Talking Points Summarizing the 500-page HRA Rule
- HRA money can be used to pay for HSA qualified health plan premiums, and dental and vision expenses but cannot for HSA contributions. There is no prohibition on employers making separate deposits into an HSA the employee opens if they have an HSA qualified plan paid for by HRA funds.
- The HRA benefit is tax-free for the employer and employee just like employer-provided health care, and the employer can only use a 125 plan if it is off-exchange. The WH expects most employers to use the HRA benefit off-exchange. Employers cannot offer the 125 on exchange.
- The excepted benefit HRA will be for the 27% of employees who turn down an employer traditional group plan, is limited to $1,800. It can be used to buy a Short Term Limited duration plan, but not an Association Health Plan.
- Unlike the excepted benefit HRA, there is no dollar cap under the individual benefit HRA but can only be used to buy individual plans.
- The individual benefit HRA can be used to buy Association Health Plans.
- Individual HRA benefit allows working seniors to spend HRA funds on any Medicare premiums.
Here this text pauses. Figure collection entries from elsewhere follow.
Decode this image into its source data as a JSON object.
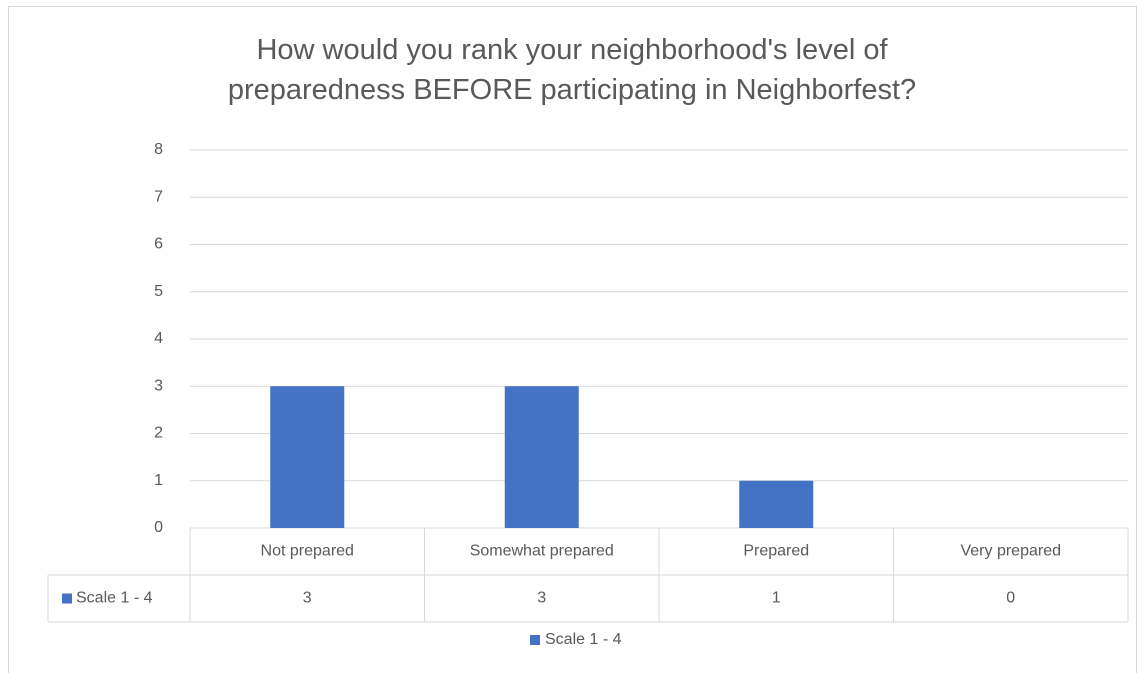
{
  "chart_data": {
    "type": "bar",
    "title": "How would you rank your neighborhood's level of preparedness BEFORE participating in Neighborfest?",
    "categories": [
      "Not prepared",
      "Somewhat prepared",
      "Prepared",
      "Very prepared"
    ],
    "series": [
      {
        "name": "Scale 1 - 4",
        "color": "#4472c4",
        "values": [
          3,
          3,
          1,
          0
        ]
      }
    ],
    "ylim": [
      0,
      8
    ],
    "yticks": [
      0,
      1,
      2,
      3,
      4,
      5,
      6,
      7,
      8
    ],
    "grid": true,
    "legend": "bottom"
  }
}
- This rule is widely seen as a pivot to direct contributions, just like the move to 401 ks moved Americans away from traditional pensions.
- 80% of employers now offer one choice of a health plan. The WH sees this rule to allow more employees more choice, with tax-free dollars.
- Treasury and IRS have a DRAFT proposed rule on 213(d) modernization they are looking at, and are considering adding Direct Primary Care and Health Care Sharing Ministries as a qualified medical expense. On-site clinics, preventative and chronic care questions, and telemedicine will likely also be addressed. Removing abortion from 213 (d) would be “extremely challenging,” and right now, there is “no effort underway” in that regard. The release date of the draft 213 (d) modernization rule is TBD.